Storlie (2015), talks about principles for person-centred communication specifically with older adults. One of the main principles is to treat each older adult with respect, displaying genuine care and concern. One way to demonstrate caring is by listening mindfully. By committing full attention to an older client and listening with the intent to understand, you are conducting active listening which is grounded in effective communication (Arnold & Boggs, 2015). Another of Storlie’s (2015) principles is to utilize the appropriate clinical skills in order to to identify and constructively address the concerns, problems and needs of the older adult.

An important component of Storlie’s (2015) principles of person-centred communication is to avoid elderspeak. Elderspeak is said to be a form of speech that is sometimes used with older adults and can make them feel as though they are being patronized and can further result in unintended negative health outcomes (Lombardi et al, 2014). The elements of elder speak includes slow speech rate, simple vocabulary and grammar, as well as repetition (Corwin, 2017). All these characteristics imply incompetence on the part of the listener (Backhaus, 2011). Although non intentional, evidently due to these characteristics, elderspeak actually sounds like ‘babytalk’ (Corwin, 2017). People working in long-term care facilities are more likely to be prone to using elderspeak because they frequently interact with vulnerable older adults who require assistance with every day tasks and living (Lombardi et al, 2014). As majority of older adults find this form of speech patronizing, elderspeak has been found to trigger negative self-assessments of competence in communication and therefore increases dependency (Corwin, 2017). Alongside dependency, is the greater concern of the association with social isolation and cognitive decline (Corwin, 2017).
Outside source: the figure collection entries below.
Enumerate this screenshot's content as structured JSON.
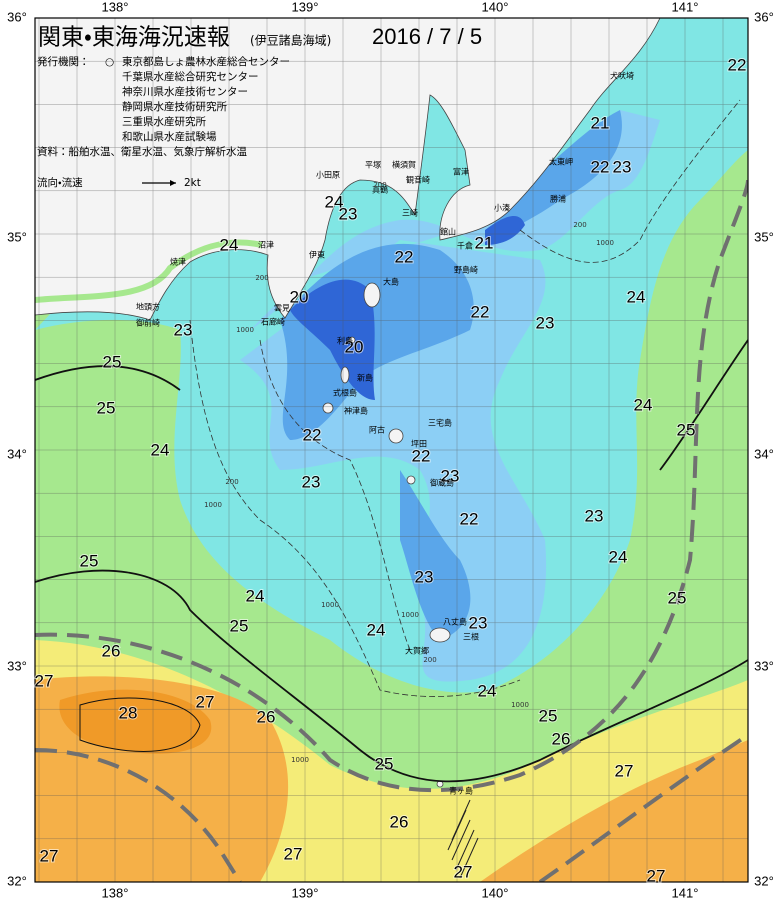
{
  "header": {
    "title": "関東・東海海況速報",
    "subtitle": "(伊豆諸島海域)",
    "date": "2016 / 7 / 5"
  },
  "agencies": {
    "label": "発行機関：",
    "symbol": "○",
    "items": [
      "東京都島しょ農林水産総合センター",
      "千葉県水産総合研究センター",
      "神奈川県水産技術センター",
      "静岡県水産技術研究所",
      "三重県水産研究所",
      "和歌山県水産試験場"
    ]
  },
  "source": "資料：船舶水温、衛星水温、気象庁解析水温",
  "legend": {
    "label": "流向・流速",
    "speed": "2kt"
  },
  "axes": {
    "lon": [
      "138°",
      "139°",
      "140°",
      "141°"
    ],
    "lat": [
      "36°",
      "35°",
      "34°",
      "33°",
      "32°"
    ]
  },
  "isotherm_labels": [
    "22",
    "21",
    "22",
    "23",
    "24",
    "23",
    "24",
    "22",
    "21",
    "24",
    "20",
    "22",
    "23",
    "23",
    "25",
    "20",
    "25",
    "24",
    "25",
    "22",
    "24",
    "22",
    "23",
    "23",
    "22",
    "23",
    "25",
    "24",
    "23",
    "24",
    "25",
    "25",
    "24",
    "23",
    "26",
    "27",
    "24",
    "28",
    "27",
    "26",
    "25",
    "26",
    "25",
    "27",
    "26",
    "27",
    "27",
    "27",
    "27"
  ],
  "place_names": [
    "犬吠埼",
    "太東岬",
    "勝浦",
    "小湊",
    "館山",
    "千倉",
    "野島崎",
    "富津",
    "横須賀",
    "観音崎",
    "平塚",
    "真鶴",
    "三崎",
    "小田原",
    "沼津",
    "焼津",
    "伊東",
    "大島",
    "地頭方",
    "御前崎",
    "石廊崎",
    "雲見",
    "利島",
    "新島",
    "式根島",
    "神津島",
    "三宅島",
    "阿古",
    "坪田",
    "御蔵島",
    "八丈島",
    "三根",
    "大賀郷",
    "青ヶ島"
  ],
  "depth_labels": [
    "200",
    "1000",
    "200",
    "1000",
    "200",
    "1000",
    "1000",
    "200",
    "1000",
    "1000",
    "200",
    "1000"
  ]
}
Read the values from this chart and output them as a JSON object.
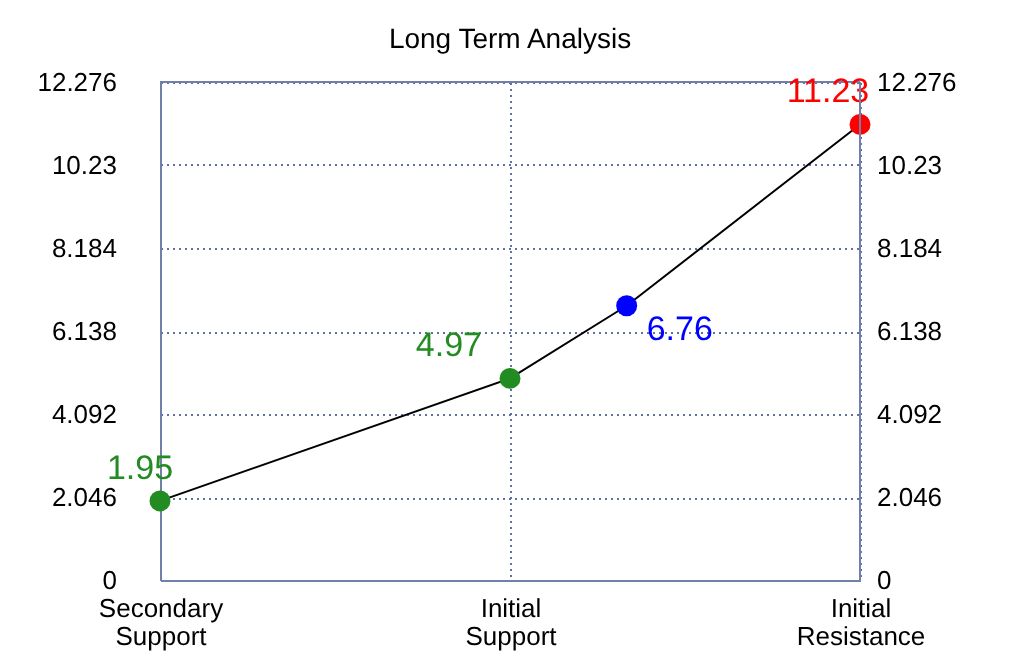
{
  "chart_data": {
    "type": "line",
    "title": "Long Term Analysis",
    "categories": [
      "Secondary Support",
      null,
      null,
      "Initial Support",
      null,
      null,
      "Initial Resistance"
    ],
    "values": [
      1.95,
      null,
      null,
      4.97,
      6.76,
      null,
      11.23
    ],
    "color": "#000000",
    "colors": [
      "#228b22",
      null,
      null,
      "#228b22",
      "#0000ff",
      null,
      "#ff0000"
    ],
    "marker": "circle",
    "data_labels": true,
    "grid": true,
    "ylim": [
      0,
      12.276
    ],
    "yticks": [
      0,
      2.046,
      4.092,
      6.138,
      8.184,
      10.23,
      12.276
    ],
    "y2lim": [
      0,
      12.276
    ],
    "y2ticks": [
      0,
      2.046,
      4.092,
      6.138,
      8.184,
      10.23,
      12.276
    ]
  }
}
In order to inhibit a person’s use of elderspeak, that said person must strive to recognise any personal, age-based stereotypes and attitudes and work to overcome them (Storlie, 2015). Therefore, by avoiding elderspeak we are eliminating the negative affects it can have on both the social and psychological health of older adults. This will increase the likelihood of positive interactions and therefore more effective communication and improvement of quality of care.

Some older adults are also candidates for assistive listening devices and communication technologies. Therefore, it is necessary that older residents have access to appropriate communication aids but also that caregivers support and incorporate their use (Backhaus, 2011). Caregivers need to understand the importance of using such aids, in order to achieve successful communication for these adults (Backhaus, 2011).

Conclusion

The health of adults is affected by the ageing process; however, these developments follow no specific timeline. Healthy ageing affects communication in terms of hearing, language and voice. These developments may have negative impacts on an individual’s quality of life, and is why effective communication between caregivers, significant others and most importantly the older person, is vital. Through working with respect, mindfulness and attention to the needs of the older adult this will improve cognition, as well as social and psychological status. This improvement encourages older adults to communicate to their potential and helps others see them as viable communication partners, eliminating negative stereotypes.